Description
The TextArea code invokes tree_sitter.Parser.parse
with a callback function
as its first argument. Queries on the resulting tree_sitter.Tree do not support
predicates (#egq, #not-eq, etc.), which is an important feature of queries (it
is used by several of Textual's query definitions (SCM files)). In practice,
"not supported" means that too many query expressions produce matches:
-
The intention of the query definition wirter is obviously not met.
-
Syntax highlighting is not as rich or nuanced as it should be.
-
Unwanted captures are generated, which will have some impact on performance.
-
Users of Textual are limited when it comes to creating custom SCM files.
It is fairly easy to change the code so that tree_sitter.Parser.parse
is invoked
with the full text of the TextArea as the first argument, in which case query
definitions are then fully supported. I have tried this on my local
textarea-speedup-2 branch - as used for #5645. There is no obvious detrimental
impact on performance and the code is simpler, but...

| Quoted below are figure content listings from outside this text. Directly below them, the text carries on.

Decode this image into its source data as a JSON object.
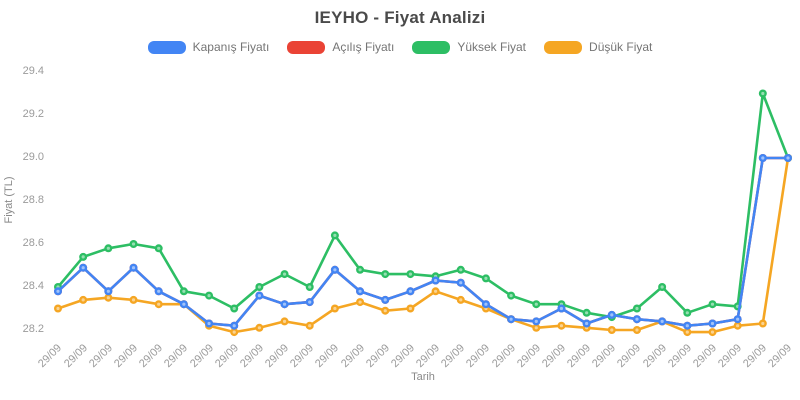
{
  "chart_data": {
    "type": "line",
    "title": "IEYHO - Fiyat Analizi",
    "xlabel": "Tarih",
    "ylabel": "Fiyat (TL)",
    "ylim": [
      28.2,
      29.4
    ],
    "yticks": [
      28.2,
      28.4,
      28.6,
      28.8,
      29.0,
      29.2,
      29.4
    ],
    "grid": false,
    "legend_position": "top",
    "categories": [
      "29/09",
      "29/09",
      "29/09",
      "29/09",
      "29/09",
      "29/09",
      "29/09",
      "29/09",
      "29/09",
      "29/09",
      "29/09",
      "29/09",
      "29/09",
      "29/09",
      "29/09",
      "29/09",
      "29/09",
      "29/09",
      "29/09",
      "29/09",
      "29/09",
      "29/09",
      "29/09",
      "29/09",
      "29/09",
      "29/09",
      "29/09",
      "29/09",
      "29/09",
      "29/09"
    ],
    "series": [
      {
        "name": "Kapanış Fiyatı",
        "color": "#4285F4",
        "values": [
          28.38,
          28.49,
          28.38,
          28.49,
          28.38,
          28.32,
          28.23,
          28.22,
          28.36,
          28.32,
          28.33,
          28.48,
          28.38,
          28.34,
          28.38,
          28.43,
          28.42,
          28.32,
          28.25,
          28.24,
          28.3,
          28.23,
          28.27,
          28.25,
          28.24,
          28.22,
          28.23,
          28.25,
          29.0,
          29.0
        ]
      },
      {
        "name": "Açılış Fiyatı",
        "color": "#EA4335",
        "values": [
          28.38,
          28.49,
          28.38,
          28.49,
          28.38,
          28.32,
          28.23,
          28.22,
          28.36,
          28.32,
          28.33,
          28.48,
          28.38,
          28.34,
          28.38,
          28.43,
          28.42,
          28.32,
          28.25,
          28.24,
          28.3,
          28.23,
          28.27,
          28.25,
          28.24,
          28.22,
          28.23,
          28.25,
          29.0,
          29.0
        ]
      },
      {
        "name": "Yüksek Fiyat",
        "color": "#2DBE64",
        "values": [
          28.4,
          28.54,
          28.58,
          28.6,
          28.58,
          28.38,
          28.36,
          28.3,
          28.4,
          28.46,
          28.4,
          28.64,
          28.48,
          28.46,
          28.46,
          28.45,
          28.48,
          28.44,
          28.36,
          28.32,
          28.32,
          28.28,
          28.26,
          28.3,
          28.4,
          28.28,
          28.32,
          28.31,
          29.3,
          29.0
        ]
      },
      {
        "name": "Düşük Fiyat",
        "color": "#F5A623",
        "values": [
          28.3,
          28.34,
          28.35,
          28.34,
          28.32,
          28.32,
          28.22,
          28.19,
          28.21,
          28.24,
          28.22,
          28.3,
          28.33,
          28.29,
          28.3,
          28.38,
          28.34,
          28.3,
          28.25,
          28.21,
          28.22,
          28.21,
          28.2,
          28.2,
          28.24,
          28.19,
          28.19,
          28.22,
          28.23,
          29.0
        ]
      }
    ]
  }
}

Py-tree-sitter 0.23.2 has a bug in its processing of the #any-of predicate. For
Textual's Python SCM file and the Monokai theme, this produces rather unpleasant
results. Some re-working of the SCM file could work around this. Other SCM
files might also need changes.
Py-tree-sitter 0.24.0 has a fix for the bug, which appears to work, based on a
quick trial. (Py-tree-sitter does not have tests coverage of #any-of.) But
0.24.0 drops support for Python 3.9!
The best way forward does not seem obvious to me, but I am willing to do the
work based on what you think is the correct approach.